L'exercice d'« endurance » vieillit le système vasculaire des hommes de plus d'une décennie
Une étude très intéressante, bien que je ne sois pas vraiment d'accord avec ses conclusions selon lesquelles l'exercice d'« endurance » (dans ce cas, la course à pied) endommage le système vasculaire masculin mais est bénéfique pour celui des femmes. La majorité des études d'intervention qui ont examiné les deux sexes, dans tous les groupes d'âge, ont constaté que l'exercice d'« endurance » chronique entraîne une calcification vasculaire et donc une maladie cardiovasculaire (MCV) à long terme, indépendamment du sexe, pour les personnes de plus de 40 ans. Le principal responsable de ce vieillissement vasculaire est probablement le taux de cortisol de base élevé que la plupart des athlètes d'endurance ont été montrés avoir. Le cortisol, à des concentrations plus élevées, active les récepteurs minéralocorticoïdes, et agit de manière similaire à l'aldostérone – une cause connue de rigidité/calcification vasculaire.
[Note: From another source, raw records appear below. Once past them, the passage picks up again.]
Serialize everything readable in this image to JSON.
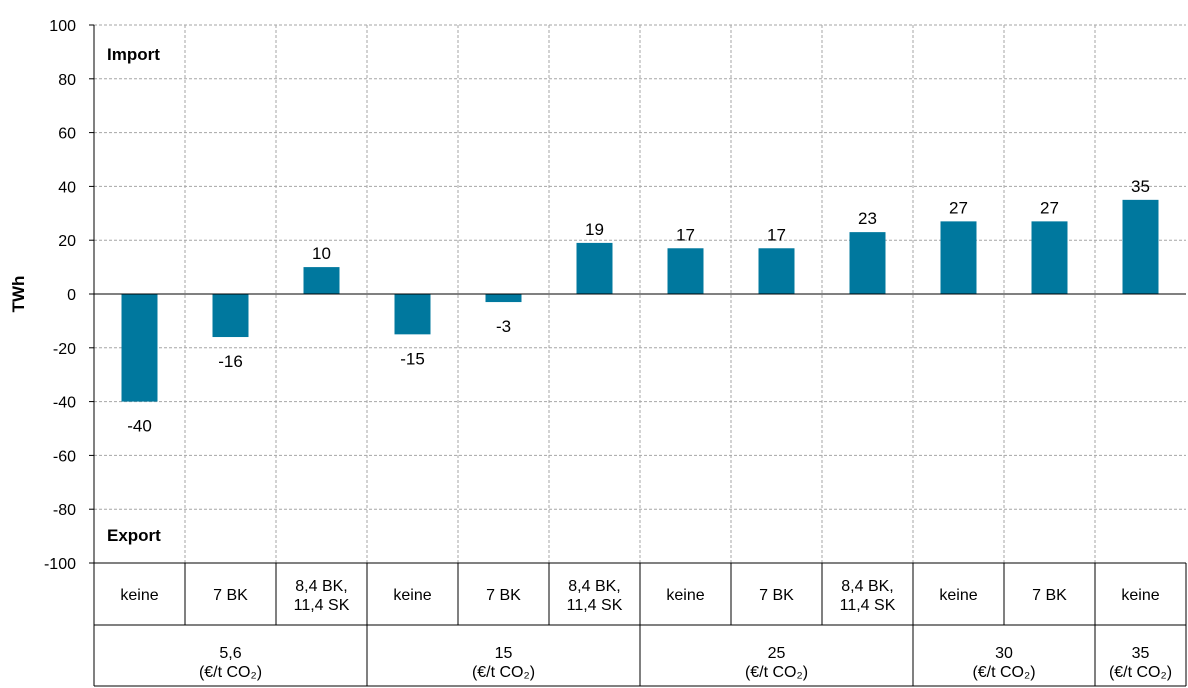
{
  "chart_data": {
    "type": "bar",
    "ylabel": "TWh",
    "ylim": [
      -100,
      100
    ],
    "yticks": [
      100,
      80,
      60,
      40,
      20,
      0,
      -20,
      -40,
      -60,
      -80,
      -100
    ],
    "grid": true,
    "color": "#00789e",
    "annotations": {
      "top": "Import",
      "bottom": "Export"
    },
    "categories": [
      "keine",
      "7 BK",
      "8,4 BK,\n11,4 SK",
      "keine",
      "7 BK",
      "8,4 BK,\n11,4 SK",
      "keine",
      "7 BK",
      "8,4 BK,\n11,4 SK",
      "keine",
      "7 BK",
      "keine"
    ],
    "values": [
      -40,
      -16,
      10,
      -15,
      -3,
      19,
      17,
      17,
      23,
      27,
      27,
      35
    ],
    "groups": [
      {
        "label": "5,6",
        "unit": "(€/t CO₂)",
        "span": 3
      },
      {
        "label": "15",
        "unit": "(€/t CO₂)",
        "span": 3
      },
      {
        "label": "25",
        "unit": "(€/t CO₂)",
        "span": 3
      },
      {
        "label": "30",
        "unit": "(€/t CO₂)",
        "span": 2
      },
      {
        "label": "35",
        "unit": "(€/t CO₂)",
        "span": 1
      }
    ]
  }
}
« …Des chercheurs de ce groupe avaient précédemment développé une méthode de calcul de l'âge vasculaire, qui estime l'âge des artères en fonction de leur rigidité. Des artères plus rigides sont associées à un risque accru de maladies cardiaques et circulatoires, telles que l'infarctus du myocarde et l'accident vasculaire cérébral, chez les non-athlètes – mais l'impact sur la santé cardiovasculaire des athlètes n'est pas connu. »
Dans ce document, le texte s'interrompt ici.